Respekt bedeutet, ich bin bereit, meine Mannschaft mit ihren Bedürfnissen und ihrer Individualität zu sehen – jeden Einzelnen! Das ist die eine Sache. Es gibt aber auch den Respekt für die Sache. Es ist der Respekt vor der Größe der Aufgabe, der Herausforderung, dem zu Erzielenden, dem gewünschten Erfolg.


 

Von Vertrauen und Kontrolle

„Vertrauen ist die stillste Form von Mut.“ habe ich einmal gelesen. Das stimmt und dennoch gibt es Momente, in denen man in andere Verhaltensmuster fällt. 

Ich nehme mich da auch nicht raus. Auch ich habe Momente, in denen ich meine Mitarbeitenden stärker kontrolliere. Aber sind wir mal ehrlich, in welchen Situationen machen wir das?
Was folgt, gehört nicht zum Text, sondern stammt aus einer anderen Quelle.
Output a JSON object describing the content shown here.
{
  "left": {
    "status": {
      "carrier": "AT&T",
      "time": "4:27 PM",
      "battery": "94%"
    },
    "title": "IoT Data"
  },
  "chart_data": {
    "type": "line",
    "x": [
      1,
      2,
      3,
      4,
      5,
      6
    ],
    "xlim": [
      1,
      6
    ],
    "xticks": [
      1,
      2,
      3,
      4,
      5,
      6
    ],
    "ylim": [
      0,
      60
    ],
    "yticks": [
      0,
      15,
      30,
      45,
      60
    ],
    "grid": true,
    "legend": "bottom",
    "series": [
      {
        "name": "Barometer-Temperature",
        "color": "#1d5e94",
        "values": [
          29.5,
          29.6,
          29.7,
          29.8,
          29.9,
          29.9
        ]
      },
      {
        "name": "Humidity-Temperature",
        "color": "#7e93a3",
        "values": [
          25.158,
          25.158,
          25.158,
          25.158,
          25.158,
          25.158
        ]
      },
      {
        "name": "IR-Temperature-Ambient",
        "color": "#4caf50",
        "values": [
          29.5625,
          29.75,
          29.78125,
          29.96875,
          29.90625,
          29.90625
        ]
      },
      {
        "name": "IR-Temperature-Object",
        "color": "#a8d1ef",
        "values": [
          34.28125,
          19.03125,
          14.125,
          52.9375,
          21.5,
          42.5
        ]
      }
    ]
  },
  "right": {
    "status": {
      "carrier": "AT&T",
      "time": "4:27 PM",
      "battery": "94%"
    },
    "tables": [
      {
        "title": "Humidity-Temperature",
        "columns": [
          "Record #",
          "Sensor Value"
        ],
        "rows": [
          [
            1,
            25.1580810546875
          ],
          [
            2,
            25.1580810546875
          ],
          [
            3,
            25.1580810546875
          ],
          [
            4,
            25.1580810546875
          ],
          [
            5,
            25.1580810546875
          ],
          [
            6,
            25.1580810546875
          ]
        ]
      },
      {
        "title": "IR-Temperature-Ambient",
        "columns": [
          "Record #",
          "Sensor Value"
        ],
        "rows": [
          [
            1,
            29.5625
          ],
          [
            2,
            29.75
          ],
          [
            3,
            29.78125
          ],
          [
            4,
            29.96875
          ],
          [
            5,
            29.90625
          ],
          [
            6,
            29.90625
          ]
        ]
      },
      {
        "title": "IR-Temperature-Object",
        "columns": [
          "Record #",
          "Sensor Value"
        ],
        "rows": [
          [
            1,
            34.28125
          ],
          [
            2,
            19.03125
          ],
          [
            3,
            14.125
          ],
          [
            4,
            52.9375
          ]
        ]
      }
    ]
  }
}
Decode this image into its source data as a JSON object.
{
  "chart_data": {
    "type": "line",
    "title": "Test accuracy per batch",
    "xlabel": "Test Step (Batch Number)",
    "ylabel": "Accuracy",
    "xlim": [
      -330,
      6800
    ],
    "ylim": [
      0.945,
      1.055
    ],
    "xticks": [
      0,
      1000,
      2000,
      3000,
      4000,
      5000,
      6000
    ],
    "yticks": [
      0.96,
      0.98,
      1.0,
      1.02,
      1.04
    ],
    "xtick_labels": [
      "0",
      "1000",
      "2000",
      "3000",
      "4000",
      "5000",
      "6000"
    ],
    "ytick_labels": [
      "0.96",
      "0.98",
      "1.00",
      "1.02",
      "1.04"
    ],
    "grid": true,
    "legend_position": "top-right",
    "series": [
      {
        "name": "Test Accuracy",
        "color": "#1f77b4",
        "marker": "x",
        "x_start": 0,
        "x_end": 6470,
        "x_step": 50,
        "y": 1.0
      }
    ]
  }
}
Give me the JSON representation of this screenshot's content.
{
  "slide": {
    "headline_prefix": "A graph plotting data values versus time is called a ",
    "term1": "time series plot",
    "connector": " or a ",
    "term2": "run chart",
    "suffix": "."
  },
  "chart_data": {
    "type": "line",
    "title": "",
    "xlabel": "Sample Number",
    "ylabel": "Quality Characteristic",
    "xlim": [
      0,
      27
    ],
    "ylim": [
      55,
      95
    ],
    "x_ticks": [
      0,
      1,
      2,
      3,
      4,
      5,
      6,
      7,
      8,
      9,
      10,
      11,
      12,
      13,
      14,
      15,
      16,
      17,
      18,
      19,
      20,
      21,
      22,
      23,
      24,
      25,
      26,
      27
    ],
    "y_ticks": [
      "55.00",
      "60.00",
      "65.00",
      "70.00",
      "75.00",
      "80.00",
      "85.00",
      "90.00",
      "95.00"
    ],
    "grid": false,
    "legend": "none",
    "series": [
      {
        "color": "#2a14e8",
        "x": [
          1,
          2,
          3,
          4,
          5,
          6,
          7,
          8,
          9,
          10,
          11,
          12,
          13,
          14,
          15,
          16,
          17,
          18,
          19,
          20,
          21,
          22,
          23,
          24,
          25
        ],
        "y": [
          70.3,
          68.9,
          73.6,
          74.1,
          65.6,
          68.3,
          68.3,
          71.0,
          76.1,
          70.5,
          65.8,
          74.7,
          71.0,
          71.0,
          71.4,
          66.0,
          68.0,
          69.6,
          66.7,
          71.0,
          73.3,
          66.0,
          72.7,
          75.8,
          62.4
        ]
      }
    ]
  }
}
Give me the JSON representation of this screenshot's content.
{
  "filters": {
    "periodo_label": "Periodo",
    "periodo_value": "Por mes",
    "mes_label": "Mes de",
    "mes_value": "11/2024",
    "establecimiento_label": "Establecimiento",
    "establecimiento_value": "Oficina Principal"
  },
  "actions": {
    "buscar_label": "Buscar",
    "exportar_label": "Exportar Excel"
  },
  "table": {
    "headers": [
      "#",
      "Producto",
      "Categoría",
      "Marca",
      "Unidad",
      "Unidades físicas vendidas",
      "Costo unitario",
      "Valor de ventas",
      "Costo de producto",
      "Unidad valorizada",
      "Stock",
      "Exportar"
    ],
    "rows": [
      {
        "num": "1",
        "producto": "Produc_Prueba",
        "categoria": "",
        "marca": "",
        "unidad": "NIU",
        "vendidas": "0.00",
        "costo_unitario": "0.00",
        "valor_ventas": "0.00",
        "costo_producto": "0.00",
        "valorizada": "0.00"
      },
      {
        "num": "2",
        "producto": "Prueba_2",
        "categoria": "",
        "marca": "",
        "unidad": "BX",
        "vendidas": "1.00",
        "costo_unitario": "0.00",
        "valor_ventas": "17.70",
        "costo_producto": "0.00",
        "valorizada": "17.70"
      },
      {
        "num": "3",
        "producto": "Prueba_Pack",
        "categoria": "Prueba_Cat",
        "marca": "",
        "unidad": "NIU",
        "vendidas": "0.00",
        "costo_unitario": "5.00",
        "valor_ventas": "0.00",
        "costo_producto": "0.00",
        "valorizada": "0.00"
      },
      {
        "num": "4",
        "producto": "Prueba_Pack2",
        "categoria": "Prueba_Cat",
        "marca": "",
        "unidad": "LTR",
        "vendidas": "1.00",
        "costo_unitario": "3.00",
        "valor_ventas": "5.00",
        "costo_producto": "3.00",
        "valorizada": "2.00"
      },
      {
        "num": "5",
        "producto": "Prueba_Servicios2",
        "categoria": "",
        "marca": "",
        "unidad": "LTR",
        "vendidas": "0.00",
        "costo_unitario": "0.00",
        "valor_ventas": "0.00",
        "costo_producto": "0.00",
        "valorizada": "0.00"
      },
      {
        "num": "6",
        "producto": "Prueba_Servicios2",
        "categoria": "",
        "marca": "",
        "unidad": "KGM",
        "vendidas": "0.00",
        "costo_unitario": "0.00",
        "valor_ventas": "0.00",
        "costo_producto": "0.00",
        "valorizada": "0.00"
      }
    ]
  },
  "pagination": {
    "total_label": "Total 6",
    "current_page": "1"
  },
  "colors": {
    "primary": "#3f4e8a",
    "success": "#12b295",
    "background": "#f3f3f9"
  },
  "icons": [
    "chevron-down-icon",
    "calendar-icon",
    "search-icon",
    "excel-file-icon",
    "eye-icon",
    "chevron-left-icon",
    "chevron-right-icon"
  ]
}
Doch nur, wenn wir auf dem Zahnfleisch gehen.

Dann entwickeln wir eine Art Zwangskontrolle, um unsere Nerven zu beruhigen. Aber ist das die richtige Vorgehensweise? Wäre es nicht besser und wichtiger, in diesen Situationen nach sich selbst zu schauen und sich zu fragen, was gerade so an einem zerrt? 

Bertolt Brecht schrieb einmal: „Vertrauen wird dadurch erschöpft, dass es in Anspruch genommen wird.“ Wenn ich als Führungskraft plötzlich anfange zu meinen, jeden und alles kontrollieren zu müssen, schafft das Verunsicherung. Kommt es öfter vor und ich entschuldige mich danach nicht, beginnt der Vertrauensabbau. 

Wie in jeder zwischenmenschlichen Beziehung zeigt sich ihre Qualität nicht darin, dass es keine Schwierigkeiten gibt, sondern darin, 

  • dass Konflikte lösbar sind, 
  • dass man sie austragen kann, 
  • dass die Beziehung robust genug ist, alle Höhen und Tiefen zu verkraften. 

Und das geht nur mit Transparenz und Respekt. 

In diesem Sinne – das Thema Vertrauen ist kein seichtes Geschwätz, sondern die Grundvoraussetzung für resiliente Organisationen.